Par 31 décembre 2008

En utilisant encore l'algorithme MD5, les navigateurs et les autorités de certification faciliteraient la création de techniques indétectables de phishing.

De l'hameçonnage plus vrai que nature. "Une autorité de certification pirate, combinée à une faiblesse bien connue du protocole DNS, ouvre la porte à des attaques de phishing indétectables". Ce n'est pas de la science-fiction, mais plutôt de l'anticipation. Avec le système mis au point par une équipe internationale de chercheurs (*) il serait possible de mener les internautes vers des sites copiant parfaitement ceux des leurs banques ou de leurs cybercommerçants préférés. Le navigateur, lui, pourrait recevoir et faire confiance à un certificat forgé de toutes pièces.
MD5 est fini
Et d'un point de vue matériel, ledit système n'est pas inatteignable pour des escrocs : il a suffit de mettre en grappe deux cents consoles de jeux vendues dans le commerce. Le fautif ? MD5. Cet algorithme de hachage inventé au début des années 90 a pourtant connu des premières faiblesses en 1994. En 2004, il avait alors été démontré que dans certaines conditions, il était possible de lui faire générer le même condensa à partir de deux documents différents. C'est ce que les experts appellent une attaque par collision. En 2007, il avait presque reçu le coup de grâce. En cette fin d'année, le coup de grâce est donné. MD5 permet la création d'une fausse Autorité de Certification. Celle-ci signe, publie et maintient les certificats et les listes de révocation.

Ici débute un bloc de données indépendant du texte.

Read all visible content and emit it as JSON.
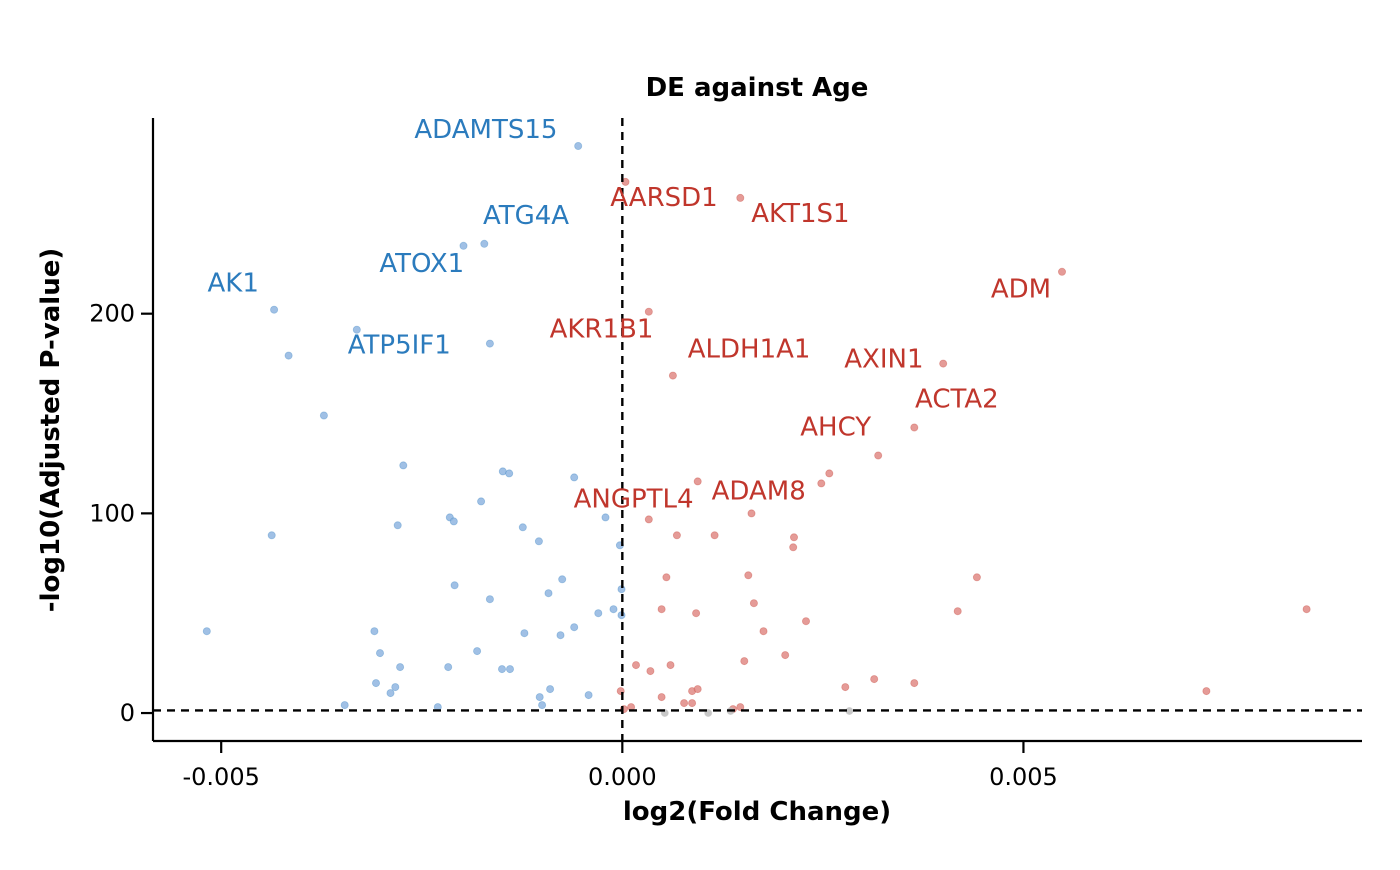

Les éditeurs de browser sont au courant
Son infrastructure de gestion des clefs (PKI) est censée assurer que les données - numéro de carte bancaire, informations personnelles ou identifiant de la machine - transmises n'ont pas été modifiées durant le transfert et qu'elles proviennent bien de l'émetteur connu : utilisation de clés et répudiation. En France, il s'agit de sociétés comme Certinomis, Keynectis ou encore Verisign. Pas de panique pour autant : la fondation Mozilla (FireFox) et Microsoft (Internet Explorer) ont été avertis, et auraient commencé à intégrer des correctifs. Et les dernières autorités de certifications qui utilisent encore l'algorithme vieillissant devraient rapidement le remplacer définitivement par ses successeurs de la famille de SHA (Secure Hash Algorithm).
(*) en Californie, au Centrum Wiskunde & Informatica (CWI) et au Eindhoven University of Technology (TU/e) des Pays-Bas, à l'EPFL en Suisse.